Summary: Correct fix — the null-byte false-positive in the padding approach was a real logical flaw. The new pattern is canonical and cleaner.

Findings

🐛 Bugs / Logic Issues

src/mcp.rs (old code, pre-patch) — The zero-padding approach had a genuine false-positive: if the attacker appended a null byte (\0) to the correct token, both padded vectors would be identical and ct_eq would return true. Concretely:

expected = b"Bearer abc"    (10 bytes) → e = [B,e,a,r,e,r, ,a,b,c, 0]  (padded to 11)
provided = b"Bearer abc\0"  (11 bytes) → p = [B,e,a,r,e,r, ,a,b,c, \0] (filled to 11)
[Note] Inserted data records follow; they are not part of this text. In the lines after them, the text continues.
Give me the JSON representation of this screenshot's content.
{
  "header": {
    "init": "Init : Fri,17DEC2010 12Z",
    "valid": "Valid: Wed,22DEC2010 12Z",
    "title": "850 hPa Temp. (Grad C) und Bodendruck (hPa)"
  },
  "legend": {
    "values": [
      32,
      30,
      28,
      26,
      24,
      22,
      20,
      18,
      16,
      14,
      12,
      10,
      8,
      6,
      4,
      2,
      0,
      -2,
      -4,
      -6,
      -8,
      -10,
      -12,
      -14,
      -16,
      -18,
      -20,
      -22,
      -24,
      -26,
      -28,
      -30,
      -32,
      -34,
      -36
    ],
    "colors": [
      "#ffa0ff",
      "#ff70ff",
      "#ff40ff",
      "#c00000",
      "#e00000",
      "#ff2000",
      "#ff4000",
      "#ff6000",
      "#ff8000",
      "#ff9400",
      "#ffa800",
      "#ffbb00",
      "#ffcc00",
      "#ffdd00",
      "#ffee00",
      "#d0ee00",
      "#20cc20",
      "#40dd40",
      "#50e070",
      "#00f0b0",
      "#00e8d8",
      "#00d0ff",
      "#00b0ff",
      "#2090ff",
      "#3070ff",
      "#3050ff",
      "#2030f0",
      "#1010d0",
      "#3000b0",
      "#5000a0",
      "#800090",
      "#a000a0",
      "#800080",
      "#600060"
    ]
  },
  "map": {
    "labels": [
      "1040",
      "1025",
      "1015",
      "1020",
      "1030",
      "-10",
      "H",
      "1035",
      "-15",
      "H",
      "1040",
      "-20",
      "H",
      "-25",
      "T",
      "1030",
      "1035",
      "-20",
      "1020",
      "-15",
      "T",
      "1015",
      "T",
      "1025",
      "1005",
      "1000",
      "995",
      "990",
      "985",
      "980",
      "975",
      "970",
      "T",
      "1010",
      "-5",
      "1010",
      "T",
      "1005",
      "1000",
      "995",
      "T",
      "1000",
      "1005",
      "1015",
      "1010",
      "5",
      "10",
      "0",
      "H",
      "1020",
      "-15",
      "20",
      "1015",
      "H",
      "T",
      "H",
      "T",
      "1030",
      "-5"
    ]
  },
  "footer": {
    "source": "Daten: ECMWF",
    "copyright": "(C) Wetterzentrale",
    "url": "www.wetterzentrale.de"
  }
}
e == p → authentication bypass. The fix eliminates this entirely.

Practical exploitability caveat: HeaderValue::to_str() (from axum/http) rejects non-visible-ASCII bytes and returns Err for a null byte, so the bypass was not reachable via normal HTTP. But the logic was nonetheless wrong — the fix is the right call regardless.

✅ What Looks Good

  • Canonical pattern: len == len && ct_eq(...) is exactly what the subtle crate docs recommend, and what ring, password-hash, and other security crates use. No hand-rolled padding needed.
  • Length-leakage trade-off is sound: The API key is either caller-supplied with --api-key or 256 bits from /dev/urandom formatted as a fixed-length hex string. Its length is deterministic and not secret, so a non-CT length check leaks nothing useful to an attacker.
  • Minimal diff: Only the comparison logic changed; the rest of the auth middleware (header extraction, format!("Bearer {}", ...) canonicalization, 401 fallback) is untouched.